The day the download button disappeared. Confirmation came when Udio announced thatas part of its transition, audio, video and stem downloads would be disabled for several months. It was a feature that many considered essential, but now they could only play their creations in Udio and share them using links from udio.com. In exchange, the company reported an increase in credits and more generation capacity, although that did not compensate for the feeling of loss. The message was clear: the songs still existed, but they no longer left the walled garden.


Warner and Universal chose a different path than the judicial confrontation: turning Udio and Suno into partners rather than adversaries.

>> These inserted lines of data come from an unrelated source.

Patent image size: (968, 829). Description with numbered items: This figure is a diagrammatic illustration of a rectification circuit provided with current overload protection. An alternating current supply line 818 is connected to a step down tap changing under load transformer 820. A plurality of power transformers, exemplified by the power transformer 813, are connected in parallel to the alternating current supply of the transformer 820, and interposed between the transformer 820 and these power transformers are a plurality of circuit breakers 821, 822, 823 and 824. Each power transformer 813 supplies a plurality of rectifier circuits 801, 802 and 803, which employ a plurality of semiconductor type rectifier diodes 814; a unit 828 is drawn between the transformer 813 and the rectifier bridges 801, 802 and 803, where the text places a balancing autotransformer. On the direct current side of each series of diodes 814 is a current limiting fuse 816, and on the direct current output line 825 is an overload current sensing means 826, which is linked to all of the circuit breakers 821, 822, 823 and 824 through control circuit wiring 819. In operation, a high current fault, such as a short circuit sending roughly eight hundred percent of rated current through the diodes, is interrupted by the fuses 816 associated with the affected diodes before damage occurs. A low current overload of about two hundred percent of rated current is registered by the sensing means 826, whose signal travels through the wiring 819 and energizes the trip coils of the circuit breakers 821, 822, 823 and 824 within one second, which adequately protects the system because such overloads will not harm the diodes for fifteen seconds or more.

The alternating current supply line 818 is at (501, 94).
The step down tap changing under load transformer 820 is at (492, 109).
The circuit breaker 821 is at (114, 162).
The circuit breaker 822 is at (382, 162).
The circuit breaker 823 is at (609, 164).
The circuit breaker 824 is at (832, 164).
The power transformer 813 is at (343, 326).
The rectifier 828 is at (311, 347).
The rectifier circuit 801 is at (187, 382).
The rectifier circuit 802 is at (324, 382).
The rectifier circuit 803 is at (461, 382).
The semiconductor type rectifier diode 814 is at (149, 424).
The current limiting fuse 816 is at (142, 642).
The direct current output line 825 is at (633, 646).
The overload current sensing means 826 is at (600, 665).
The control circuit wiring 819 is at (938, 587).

Universal signed agreements for the next version of Udio to be based on licensed music and offer artists new avenues of income, while Warner did the same with Suno and also sold the Songkick platform to incorporate it into that new ecosystem. Record companies went from denouncing to collaborating, with a clear condition: at least in the case of Warner and Udio, artists and composers would have the possibility of deciding whether their voice, their image or their style could be part of the creations generated by AI.
From defendants to partners. Once the content is within the legal space, what is relevant is not only that agreements have been signed, but how the industry’s priorities have changed. A year ago the goal was to put AI platforms on the bench for using protected music to train their models. Today, a growing part of the sector has understood that it may be more profitable to integrate them than to stop them. The move does not eliminate legal conflicts, but it opens the door to a model in which record labels oversee, license and participate in revenue, rather than reacting only through lawsuits. It is a change of focus that signals where the music business is moving.
What nobody sees: scraping as the foundation of musical AI. For years, the actual functioning of many generative music models was far from transparent. Some startups, like Suno, admitted to having trained their systems with “virtually every quality music file available on the web,” trusting that such use would be protected by the fair use. However, when record companies began to examine that process, the conflict ceased to be technical and became legal.